I think it’s pretty fair to say that military life — and all the kooky, crazy, little nuances that come with it — are somewhat far removed from, let’s say, a “normal” life.
It’s the fate of every new military spouse: When your family unit is set against a military backdrop, things you used to take for granted suddenly evaporate. You have to learn, rapidly, a slew of new customs, habits, and basically a new language to boot. It’s overwhelming, in the first fragile couple of years; it’s a truth universally acknowledged (in the military community, at least).
But the strangest thing of all is that once the dust has settled from the PCS, time has ticked on at the first duty station, and you start to build a little life in this once-alien community: It becomes your new normal.
Or, as any of your civilian friends might think from the outside looking in: You drank the Kool-Aid!
Here’s a few of the things I’ve found to be the most awkward to explain, and the hardest to relate, to my twenty-something civilian friends. Let us know in the comments what you’d add!
1. I Wife So Hard
Okay, first of all — when my husband used the term “brown baggers” in the beginning, I swore it was a joke. Either way, during his first school, he was one of maybe thirty of ’em. The sad thing was, he literally was a brown bagger — with lunches all packed and ready to go in Walmart’s finest paper lunchware, sealed with a kiss by yours truly.

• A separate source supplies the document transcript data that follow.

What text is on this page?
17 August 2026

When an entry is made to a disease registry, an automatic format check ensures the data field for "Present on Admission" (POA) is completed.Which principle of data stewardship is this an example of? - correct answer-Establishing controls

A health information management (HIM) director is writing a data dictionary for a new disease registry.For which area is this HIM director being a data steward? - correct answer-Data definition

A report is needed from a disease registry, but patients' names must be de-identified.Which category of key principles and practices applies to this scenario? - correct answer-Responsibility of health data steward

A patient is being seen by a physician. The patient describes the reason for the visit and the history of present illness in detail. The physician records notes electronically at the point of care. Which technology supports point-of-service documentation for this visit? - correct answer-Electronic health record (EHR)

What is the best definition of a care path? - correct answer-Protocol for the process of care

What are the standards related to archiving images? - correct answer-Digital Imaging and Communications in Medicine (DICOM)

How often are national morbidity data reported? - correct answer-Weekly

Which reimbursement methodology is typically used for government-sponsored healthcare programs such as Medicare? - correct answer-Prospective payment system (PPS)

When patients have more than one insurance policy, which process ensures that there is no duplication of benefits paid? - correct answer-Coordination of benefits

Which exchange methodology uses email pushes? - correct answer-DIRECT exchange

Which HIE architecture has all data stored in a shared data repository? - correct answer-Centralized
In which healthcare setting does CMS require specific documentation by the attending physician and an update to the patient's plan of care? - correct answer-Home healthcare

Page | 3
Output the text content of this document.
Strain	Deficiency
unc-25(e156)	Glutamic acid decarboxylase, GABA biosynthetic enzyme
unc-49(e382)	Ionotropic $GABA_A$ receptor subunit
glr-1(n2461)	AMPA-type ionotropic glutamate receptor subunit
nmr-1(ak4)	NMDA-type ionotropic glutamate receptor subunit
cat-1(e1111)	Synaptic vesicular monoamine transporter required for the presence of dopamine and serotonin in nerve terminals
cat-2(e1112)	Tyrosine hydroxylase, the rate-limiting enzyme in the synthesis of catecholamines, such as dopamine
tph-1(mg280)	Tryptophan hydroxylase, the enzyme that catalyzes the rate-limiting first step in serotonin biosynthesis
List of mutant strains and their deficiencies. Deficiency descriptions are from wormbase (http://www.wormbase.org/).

For a few months, when my husband first began his military journey, I was unable to work at the time (and trust me, that was a huge blow to my self-confidence at first — but that’s another story). So I adjusted. I ran the household; it seemed only fair that I’d be the one to cook, clean, and so forth, because I wasn’t the one going out to work for fourteen hours plus. That was just how we did it.
Even now that I work full time, I do still take care of most of the “house stuff,” because of course his job is still immensely more time-consuming and difficult than my own. While I’m by no means suggesting this is how every family ought to take care of business, it’s how we’ve handled things, and yes — part of me giggles about this — I wife so hard.
It’s difficult for many of my civilian friends to imagine this domesticated life when, really, most of my pre-military peers are a) unmarried, and b) focusing on their careers. But hey! That’s where we are and we’re all equally happy doing what we do. I just make twice the amount of sandwiches.